4/ J’ai précisé ensuite que les limites peuvent être repoussées avec le temps par le travail et les encouragements du dom MAIS que les interdits doivent être respectés à 100% par le dom
Sur ce j'ai ajouté :
Une soumise ne doit cependant pas intégrer 100% des choses qui ne l'excitent pas dans la catégorie “interdite”, sinon c'est elle qui finit par imposer sa façon d'être au dom et demande au dom de ne suivre que ses propres désirs. En conséquence, dès lors que c'est la soumise qui décide de quoi et comment, c'est de la soumination.
Je vais illustrer par un exemple, une soumise qui aime que le missionnaire et la fessée avec des gants et qui donc met toutes les autres pratiques dans les “tabou” pour respecter vos mots, alors c’est elle qui décide en lieu et place du dom.
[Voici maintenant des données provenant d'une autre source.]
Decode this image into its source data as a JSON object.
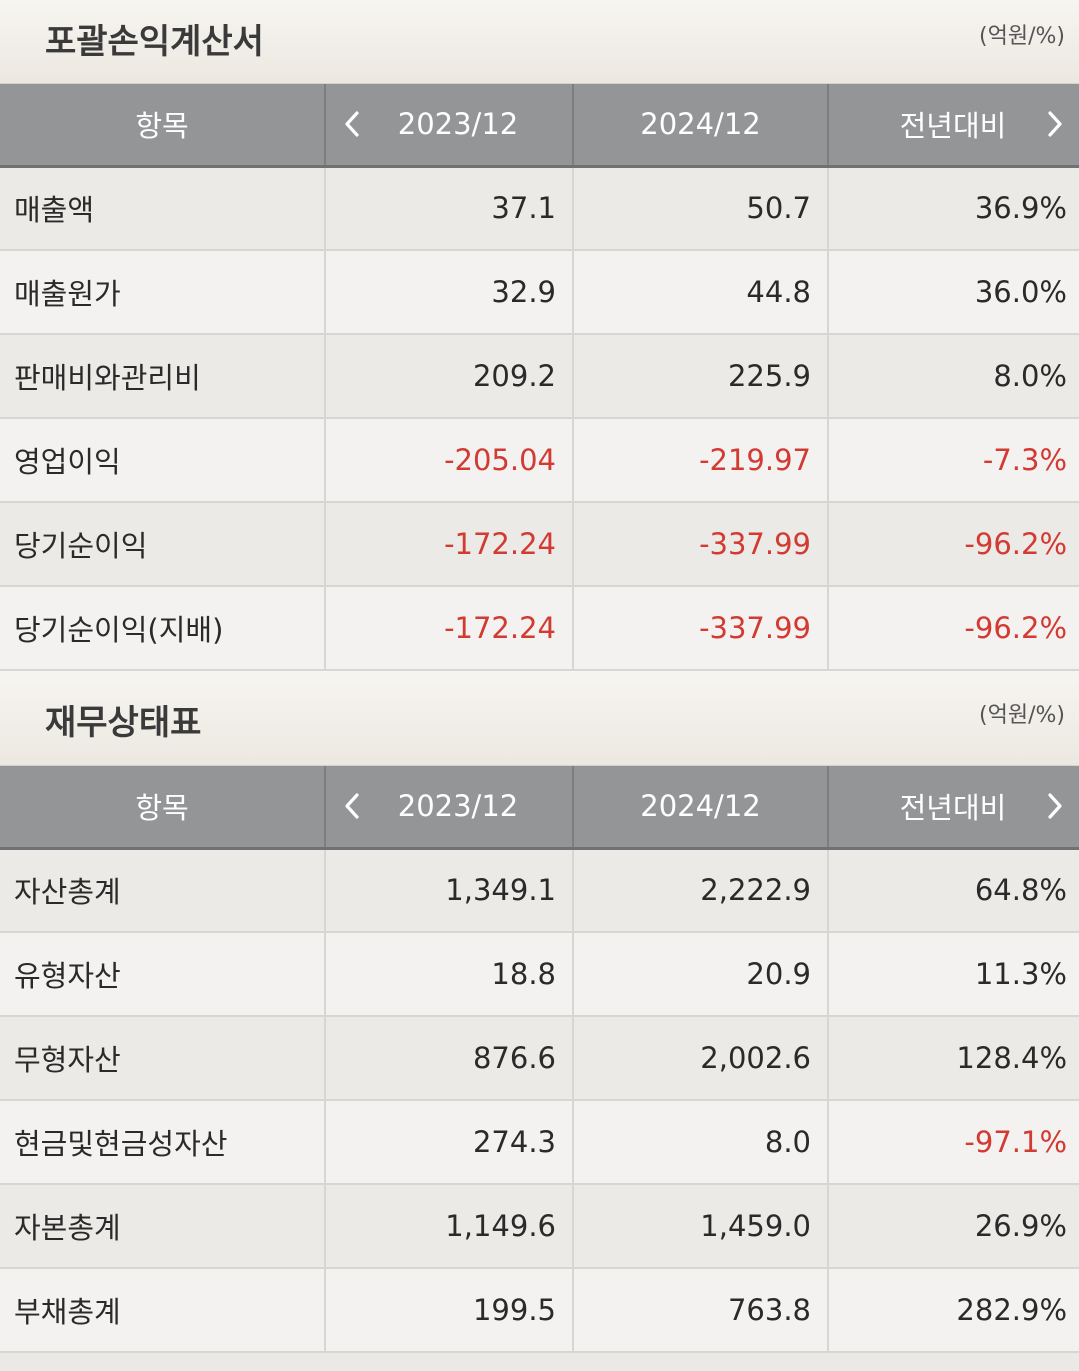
{
  "income_statement": {
    "title": "포괄손익계산서",
    "unit": "(억원/%)",
    "headers": {
      "item": "항목",
      "col1": "2023/12",
      "col2": "2024/12",
      "col3": "전년대비"
    },
    "rows": [
      {
        "label": "매출액",
        "v2023": "37.1",
        "v2024": "50.7",
        "yoy": "36.9%",
        "negative": false,
        "yoy_negative": false
      },
      {
        "label": "매출원가",
        "v2023": "32.9",
        "v2024": "44.8",
        "yoy": "36.0%",
        "negative": false,
        "yoy_negative": false
      },
      {
        "label": "판매비와관리비",
        "v2023": "209.2",
        "v2024": "225.9",
        "yoy": "8.0%",
        "negative": false,
        "yoy_negative": false
      },
      {
        "label": "영업이익",
        "v2023": "-205.04",
        "v2024": "-219.97",
        "yoy": "-7.3%",
        "negative": true,
        "yoy_negative": true
      },
      {
        "label": "당기순이익",
        "v2023": "-172.24",
        "v2024": "-337.99",
        "yoy": "-96.2%",
        "negative": true,
        "yoy_negative": true
      },
      {
        "label": "당기순이익(지배)",
        "v2023": "-172.24",
        "v2024": "-337.99",
        "yoy": "-96.2%",
        "negative": true,
        "yoy_negative": true
      }
    ]
  },
  "balance_sheet": {
    "title": "재무상태표",
    "unit": "(억원/%)",
    "headers": {
      "item": "항목",
      "col1": "2023/12",
      "col2": "2024/12",
      "col3": "전년대비"
    },
    "rows": [
      {
        "label": "자산총계",
        "v2023": "1,349.1",
        "v2024": "2,222.9",
        "yoy": "64.8%",
        "negative": false,
        "yoy_negative": false
      },
      {
        "label": "유형자산",
        "v2023": "18.8",
        "v2024": "20.9",
        "yoy": "11.3%",
        "negative": false,
        "yoy_negative": false
      },
      {
        "label": "무형자산",
        "v2023": "876.6",
        "v2024": "2,002.6",
        "yoy": "128.4%",
        "negative": false,
        "yoy_negative": false
      },
      {
        "label": "현금및현금성자산",
        "v2023": "274.3",
        "v2024": "8.0",
        "yoy": "-97.1%",
        "negative": false,
        "yoy_negative": true
      },
      {
        "label": "자본총계",
        "v2023": "1,149.6",
        "v2024": "1,459.0",
        "yoy": "26.9%",
        "negative": false,
        "yoy_negative": false
      },
      {
        "label": "부채총계",
        "v2023": "199.5",
        "v2024": "763.8",
        "yoy": "282.9%",
        "negative": false,
        "yoy_negative": false
      }
    ]
  },
  "icons": {
    "prev": "chevron-left-icon",
    "next": "chevron-right-icon"
  },
  "colors": {
    "negative": "#d23a32",
    "header_bg": "#939597"
  }
}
Mais cet état d’esprit vous avez commencé à le nier et à expliquer que je ne savais pas ce qu'était une relation D/s en réinventant encore et toujours mon propos.  Le blocage, c'est simplement car je n'avais pas du tout envie de perdre du temps à échanger sur le thème “Qu’est ce que la soumination”. J'aurai pu avec plaisir échanger sur "un dom peut il essayer de repousser les limites (pas les interdits) de la soumise ?". Mais non je ne perds pas de temps avec une personne qui explique que je ne sais pas ce qu'est le D/s car je ne pense pas que la soumise puisse décider seule de la totalité du réglement, de ce qui se fait ou non et comment.  Comme vous venez de réinventer l'échange, pour passer pour une victime me semble t-il, je confirme que l'échange n'avait pas d'intérêt.
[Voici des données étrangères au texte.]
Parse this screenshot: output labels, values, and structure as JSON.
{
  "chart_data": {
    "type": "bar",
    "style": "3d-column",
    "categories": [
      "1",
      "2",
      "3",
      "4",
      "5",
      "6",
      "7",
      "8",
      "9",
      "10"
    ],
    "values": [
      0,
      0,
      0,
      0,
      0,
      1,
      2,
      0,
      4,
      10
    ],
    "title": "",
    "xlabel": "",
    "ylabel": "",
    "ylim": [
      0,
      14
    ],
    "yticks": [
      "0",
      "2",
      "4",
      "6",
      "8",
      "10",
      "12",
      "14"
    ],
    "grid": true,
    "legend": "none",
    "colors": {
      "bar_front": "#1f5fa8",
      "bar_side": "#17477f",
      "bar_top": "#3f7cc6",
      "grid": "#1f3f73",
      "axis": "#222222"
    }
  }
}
Bonjour, Je vais me contenter de rétablir les faits. Tout d'abord, je vous remercie d'être venu confirmer publiquement que c'était bien de vous dont il était question, puisque je n'avais cité ni votre pseudonyme ni le moindre élément permettant de vous identifier. Ensuite, vous m'accusez d'inventer. C'est assez surprenant, puisque j'ai conservé l'intégralité de notre conversation. Si j'avais déformé vos propos, il suffirait de confronter mon récit à nos échanges. En revanche, je retrouve bien dans cette conversation des phrases telles que :
  • « vous êtes la vraie Dom du couple » ;
  • « soumination » ;
  • « votre plaisir est juste de vivre exclusivement vos plaisirs et fantasmes et passer à côté du fond ».
Je ne retrouve pas, en revanche, l'endroit où je vous aurais dit que « vous ne saviez pas ce qu'était une relation D/s », comme vous l'affirmez aujourd'hui. Notre désaccord ne portait pas sur le fait qu'un Dom puisse accompagner une soumise à dépasser certaines limites. Il portait sur votre conclusion consistant à affirmer qu'une soumise qui exprime des pratiques qu'elle refuse devient « la vraie Dom » et que la relation relève alors de la « soumination ». Enfin, ce qui m'a le plus étonnée n'est pas notre divergence de point de vue. C'est qu'après avoir expliqué apprécier les échanges profonds et ne pas juger les autres, vous ayez choisi de mettre fin à la discussion dès que je vous ai demandé si vous me connaissiez suffisamment pour porter un jugement sur ma façon de vivre la D/s. Quant à votre entrée en matière, me qualifier de « bizarre » en ouverture de votre message illustre finalement assez bien ce que chacun pourra constater par lui-même : il est parfois plus simple d'attaquer la personne que de répondre sereinement à la question qui lui est posée.